Connaissez-vous Cornélie Falcon ? Élève et amoureuse malheureuse du célèbre Adolphe Nourrit, ténor qui se suicida pour un contre-ut, elle mit Paris à ses pieds lors de ses débuts dans une reprise de Robert le Diable en 1831. Elle avait dix-huit ans. Devenue étoile de l’Opéra en une soirée, elle créa ensuite Valentine des Huguenots pour Meyerbeer et Rachel de La Juive pour Halévy. Restée spectaculairement sans voix sur scène en 1837, puis abattue par la mort de Nourrit, elle se retira prématurément des scènes à l’âge de vingt-six ans. Mais elle eut le temps de laisser son nom au « soprano falcon », catégorie de soprano aux graves puissants et riche, proche parfois d’un mezzo. C’est à ce météore du Grand Opéra qu’Aleksandra Kurzak rend hommage dans son nouvel album.
Cela fait trop longtemps que l’on n’a pas vu Kurzak sur nos scènes parisiennes, où elle ne s’est pas produite depuis ses belles Desdemona et Elisabetta di Valois pré-Covid, si l’on excepte une Adina au pied-levé en 2021 et un récital de Saint-Valentin avec Roberto Alagna en 2022. Artiste attachante, toujours élégante et probe, la soprano polonaise aborde ces temps-ci des rôles de plus en plus corsés, chantant désormais Adriana Lecouvreur, Tosca et même Santuzza. Falcon est également un témoignage de cette évolution récente.
De fait, le programme de l’album comprend, outre les rôles emblématiques de Cornélie Falcon, quelques-uns, plus anecdotiques dans sa brève carrière, mais qui semblent plus proche de celle de Kurzak jusqu’à présent : Donna Anna, la Comtesse Adèle, Agathe. Avec Rachel, ce sont les seuls que l’artiste ait déjà abordés à la scène.
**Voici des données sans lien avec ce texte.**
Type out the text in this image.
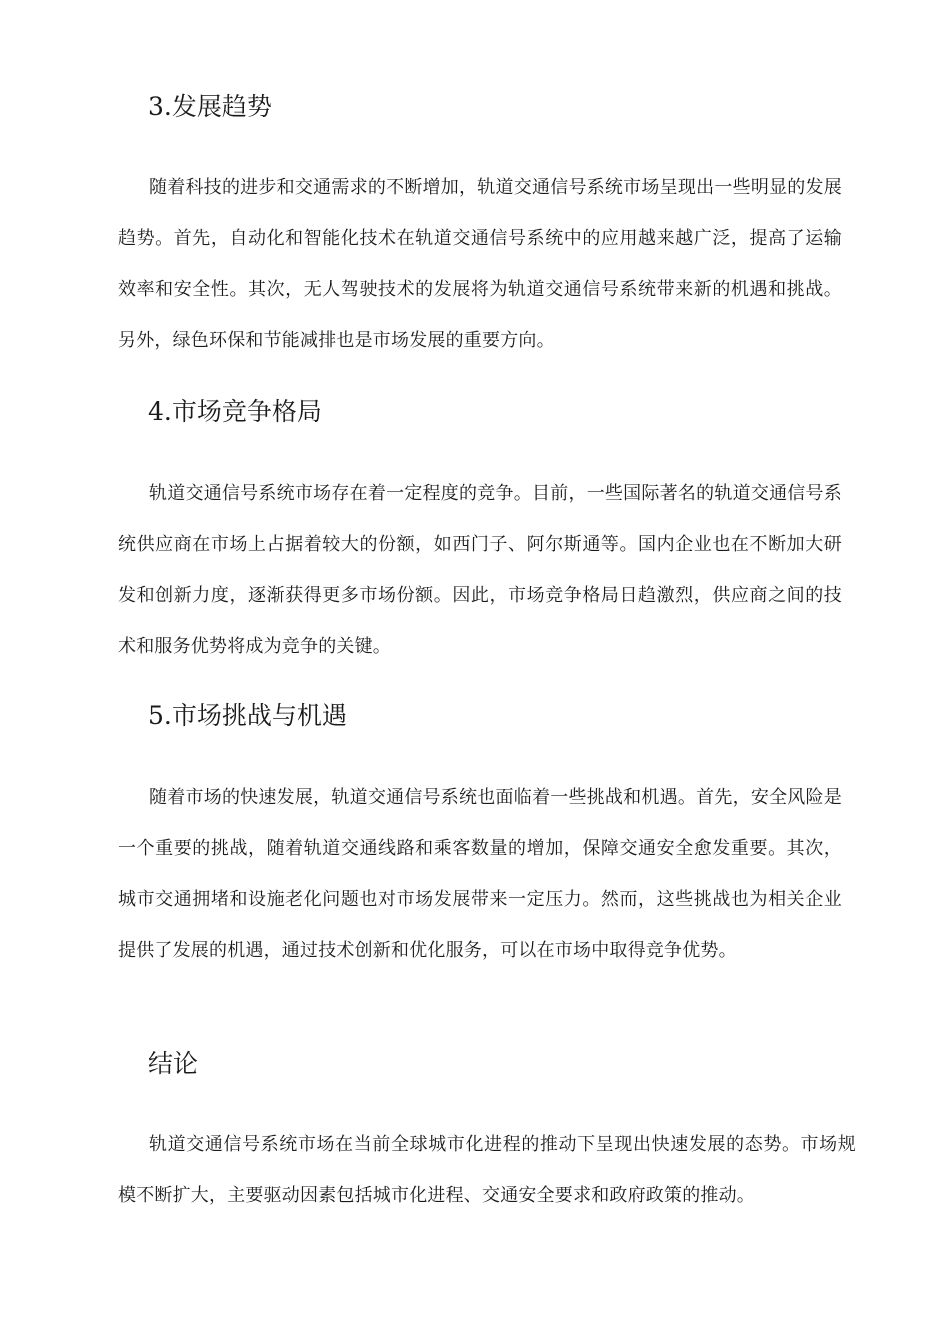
3.发展趋势

随着科技的进步和交通需求的不断增加，轨道交通信号系统市场呈现出一些明显的发展趋势。首先，自动化和智能化技术在轨道交通信号系统中的应用越来越广泛，提高了运输效率和安全性。其次，无人驾驶技术的发展将为轨道交通信号系统带来新的机遇和挑战。另外，绿色环保和节能减排也是市场发展的重要方向。

4.市场竞争格局

轨道交通信号系统市场存在着一定程度的竞争。目前，一些国际著名的轨道交通信号系统供应商在市场上占据着较大的份额，如西门子、阿尔斯通等。国内企业也在不断加大研发和创新力度，逐渐获得更多市场份额。因此，市场竞争格局日趋激烈，供应商之间的技术和服务优势将成为竞争的关键。

5.市场挑战与机遇

随着市场的快速发展，轨道交通信号系统也面临着一些挑战和机遇。首先，安全风险是一个重要的挑战，随着轨道交通线路和乘客数量的增加，保障交通安全愈发重要。其次，城市交通拥堵和设施老化问题也对市场发展带来一定压力。然而，这些挑战也为相关企业提供了发展的机遇，通过技术创新和优化服务，可以在市场中取得竞争优势。

结论

轨道交通信号系统市场在当前全球城市化进程的推动下呈现出快速发展的态势。市场规模不断扩大，主要驱动因素包括城市化进程、交通安全要求和政府政策的推动。
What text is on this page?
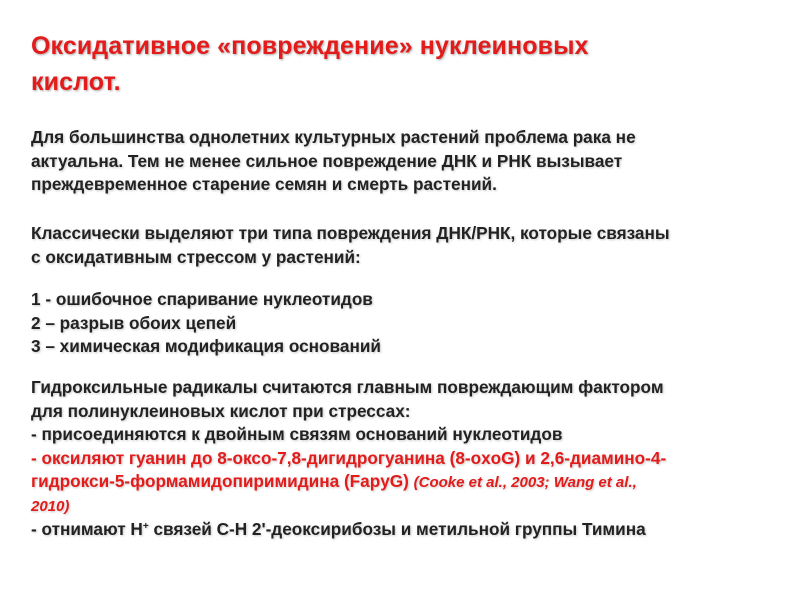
Оксидативное «повреждение» нуклеиновых
кислот.
Для большинства однолетних культурных растений проблема рака не
актуальна. Тем не менее сильное повреждение ДНК и РНК вызывает
преждевременное старение семян и смерть растений.
Классически выделяют три типа повреждения ДНК/РНК, которые связаны
с оксидативным стрессом у растений:
1 - ошибочное спаривание нуклеотидов
2 – разрыв обоих цепей
3 – химическая модификация оснований
Гидроксильные радикалы считаются главным повреждающим фактором
для полинуклеиновых кислот при стрессах:
- присоединяются к двойным связям оснований нуклеотидов
- оксиляют гуанин до 8-оксо-7,8-дигидрогуанина (8-oxoG) и 2,6-диамино-4-
гидрокси-5-формамидопиримидина (FapyG) (Cooke et al., 2003; Wang et al.,
2010)
- отнимают Н+ связей С-Н 2'-деоксирибозы и метильной группы Тимина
Accompagnée par le Morphing Chamber Orchestra, bien sonnant sous la baguette de Bassem Akiki, Kurzak apporte à chaque air le charme délicat de son soprano rond mais clair, dans l’aigu duquel on sent comme une fragilité touchante. Combinées avec son phrasé élégant, ces qualités servent particulièrement bien « Non mi dir », extrait de Don Giovanni, dans lequel la sensibilité de l’artiste affleure sur chaque note. L’air de la Comtesse Adèle, extrait du Comte Ory, lui permet de renouer avec ses incursions belcantistes, au détour de vocalises impeccables. L’air d’Agathe, très contrasté, abordé avec une grande sensibilité, est également une réussite.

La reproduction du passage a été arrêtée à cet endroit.